My Lords, I will try not to detain the House for too long at this hour. I want to speak, in particular, about the effects that this legislation will have on people with life-limiting illnesses and on those with terminal diagnoses. I want to follow on from a lot of what was said by the noble Lord, Lord Patel, and the right reverend Prelate the Bishop of St Albans and from some of the points made by the noble Baroness, Lady Browning.
As a nurse by profession, I could give many examples, but one that bears heavily on me is that of people living with motor neurone disease—that awful, usually rapidly progressing illness, which is always fatal. There is no cure, and it is a disease that I have seen at close hand.
We have heard much from the Government about the need to have a welfare system that is fair, that boosts employment; that is about choices, transforming lives, paying off the deficit and so on. The Conservative manifesto also promised—if I recall correctly—to protect people with disabilities and the most vulnerable in society. Therefore, I wonder why so many charitable organisations caring for the vulnerable and for those with differing disabilities are so concerned about the Bill—none more so than the Motor Neurone Disease Association, to which I should pay the warmest of tributes for its tireless work in supporting those living with MND and in supporting research into a possible cure.
One of the MNDA’s real concerns is the proposal to include the basic or main rate allowance of the employment support allowance in the freeze. People with motor neurone disease inevitably face rising costs as the disease progresses. If the Bill is enacted in its present form, they would be quite a bit worse off by 2019 or 2020.
A second issue causing much concern is the reduction in the benefit cap. This will undoubtedly have an adverse effect on those full-time, unpaid carers who do not live in the same household as the person they care for. This can include friends and/or family members who do not live in the same property. It could also include people who do live in the same property but who are counted as a separate household. For example, an adult living with and caring for an elderly parent or sibling may still be subject to the benefit cap. It cannot be right, therefore, that the inclusion of the carer’s allowance and bereavement allowance will affect full-time, unpaid carers in this way. In my view, these two allowances should be removed from the scope of the benefit cap.

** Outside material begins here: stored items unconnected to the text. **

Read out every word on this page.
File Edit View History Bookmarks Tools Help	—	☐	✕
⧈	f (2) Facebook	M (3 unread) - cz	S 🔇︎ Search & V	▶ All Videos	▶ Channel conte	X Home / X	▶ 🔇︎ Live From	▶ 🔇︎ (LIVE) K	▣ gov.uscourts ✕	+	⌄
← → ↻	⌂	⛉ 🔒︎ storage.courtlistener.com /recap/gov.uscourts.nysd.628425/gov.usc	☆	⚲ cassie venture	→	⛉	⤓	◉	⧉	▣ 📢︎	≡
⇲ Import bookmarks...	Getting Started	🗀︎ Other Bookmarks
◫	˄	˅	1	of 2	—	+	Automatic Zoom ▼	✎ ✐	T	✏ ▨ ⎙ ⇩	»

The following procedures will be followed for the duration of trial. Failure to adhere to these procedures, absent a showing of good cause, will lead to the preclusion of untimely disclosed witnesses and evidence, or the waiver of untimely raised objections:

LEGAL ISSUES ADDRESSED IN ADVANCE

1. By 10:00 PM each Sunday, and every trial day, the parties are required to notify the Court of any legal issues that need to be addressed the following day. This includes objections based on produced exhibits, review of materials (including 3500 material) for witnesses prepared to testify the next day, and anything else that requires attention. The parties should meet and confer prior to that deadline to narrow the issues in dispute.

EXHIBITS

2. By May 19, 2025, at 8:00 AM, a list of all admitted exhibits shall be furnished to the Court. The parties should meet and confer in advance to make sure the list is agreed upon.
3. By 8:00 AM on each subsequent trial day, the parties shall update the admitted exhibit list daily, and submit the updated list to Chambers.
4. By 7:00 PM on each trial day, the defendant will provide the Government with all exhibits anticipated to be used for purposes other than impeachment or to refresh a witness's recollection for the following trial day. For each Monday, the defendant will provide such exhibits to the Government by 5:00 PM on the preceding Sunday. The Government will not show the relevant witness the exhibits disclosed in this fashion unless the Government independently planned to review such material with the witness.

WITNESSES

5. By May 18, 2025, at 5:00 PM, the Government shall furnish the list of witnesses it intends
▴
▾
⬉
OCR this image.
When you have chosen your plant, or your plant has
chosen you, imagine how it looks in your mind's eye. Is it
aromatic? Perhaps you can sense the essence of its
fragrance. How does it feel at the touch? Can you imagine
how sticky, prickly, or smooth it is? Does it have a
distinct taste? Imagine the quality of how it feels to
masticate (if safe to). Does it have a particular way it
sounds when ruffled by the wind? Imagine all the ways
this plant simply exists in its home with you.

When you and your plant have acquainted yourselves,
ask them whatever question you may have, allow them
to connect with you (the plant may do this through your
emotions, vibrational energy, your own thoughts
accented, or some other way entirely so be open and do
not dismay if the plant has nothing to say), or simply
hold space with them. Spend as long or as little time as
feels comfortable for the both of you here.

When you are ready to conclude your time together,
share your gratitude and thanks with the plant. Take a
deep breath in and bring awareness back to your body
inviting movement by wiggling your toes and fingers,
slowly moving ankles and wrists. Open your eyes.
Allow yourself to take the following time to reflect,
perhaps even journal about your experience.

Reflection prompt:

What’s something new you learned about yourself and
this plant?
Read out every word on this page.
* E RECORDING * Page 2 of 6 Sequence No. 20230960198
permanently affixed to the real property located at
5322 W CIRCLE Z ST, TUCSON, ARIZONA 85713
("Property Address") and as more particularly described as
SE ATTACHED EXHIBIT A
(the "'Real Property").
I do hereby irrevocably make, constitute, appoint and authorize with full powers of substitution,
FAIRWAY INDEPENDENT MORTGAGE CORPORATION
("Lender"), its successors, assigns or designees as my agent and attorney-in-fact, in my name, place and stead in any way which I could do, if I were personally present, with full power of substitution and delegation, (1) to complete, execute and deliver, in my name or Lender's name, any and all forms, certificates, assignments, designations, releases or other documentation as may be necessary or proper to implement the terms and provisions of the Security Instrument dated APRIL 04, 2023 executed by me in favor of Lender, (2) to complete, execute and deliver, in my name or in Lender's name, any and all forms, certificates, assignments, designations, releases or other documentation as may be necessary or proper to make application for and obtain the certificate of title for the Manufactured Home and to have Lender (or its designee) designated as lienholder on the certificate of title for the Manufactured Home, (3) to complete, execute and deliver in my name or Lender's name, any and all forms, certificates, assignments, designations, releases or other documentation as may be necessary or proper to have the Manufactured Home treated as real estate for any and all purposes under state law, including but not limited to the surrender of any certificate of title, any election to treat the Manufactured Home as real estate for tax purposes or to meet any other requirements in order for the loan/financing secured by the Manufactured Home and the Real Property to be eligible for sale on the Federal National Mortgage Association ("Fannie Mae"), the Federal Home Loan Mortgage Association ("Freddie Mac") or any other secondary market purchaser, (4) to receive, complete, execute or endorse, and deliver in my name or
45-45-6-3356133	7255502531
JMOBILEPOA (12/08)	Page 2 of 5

Thirdly, there is very real concern about the question of mortgage interest. Converting this present benefit into a recoverable interest-bearing loan has the potential to leave many in great difficulty, not least those with an illness such as motor neurone disease, where the condition can deteriorate very quickly. In these situations, financial difficulties can follow just as rapidly. It cannot be right that people with life-limiting illnesses should be put in this position of possible financial crisis.
How can the waiting period of 39 weeks before qualifying for this new loan be justified? In not a few cases, 39 weeks is actually longer than the time between diagnosis of motor neurone disease and death. The cumulative effect of the reforms I have referred to is a potentially adverse effect for many people with life-limiting illnesses.
All Governments will sometimes propose or do things that provoke disappointment, anger and a whole gamut of other emotions and reactions. However, I suspect that anyone with a nursing background such as mine, and who is familiar with life-limiting illnesses, is entitled to be profoundly upset and not a little angry that any political party that claims to be on the side of the people, not least people with illness and disability, would seek to deal with the deficit on the backs of those living with always fatal illnesses such as motor neurone disease.
Nothing in these proposals has anything whatever to do with fairness, boosting employment or making work pay. Penalising people with life-limiting illness will do nothing to build an economy based on higher pay—or any of the other reasons that might be advanced as justification for this Bill. Except it will, perhaps, make the tiniest of tiny dents in the deficit. But if so, to how many decimal points would the Treasury have to go to measure that very tiny dent? Even if it were measurable, the Treasury would never publish such a calculation. Given the track record of that department in recent times, it is not about caring but about dogma. Others are being left to pick up the pieces.
I do not believe for one moment that the Minister would wish these things on people with terminal illnesses or diseases such as motor neurone disease. I hope that he will, in replying, be able to give a commitment that the Government will attempt to address these very proper and real concerns raised on behalf of those with life-limiting illnesses, and that the Government can show that they are listening. I look forward very much to the Minister’s reply.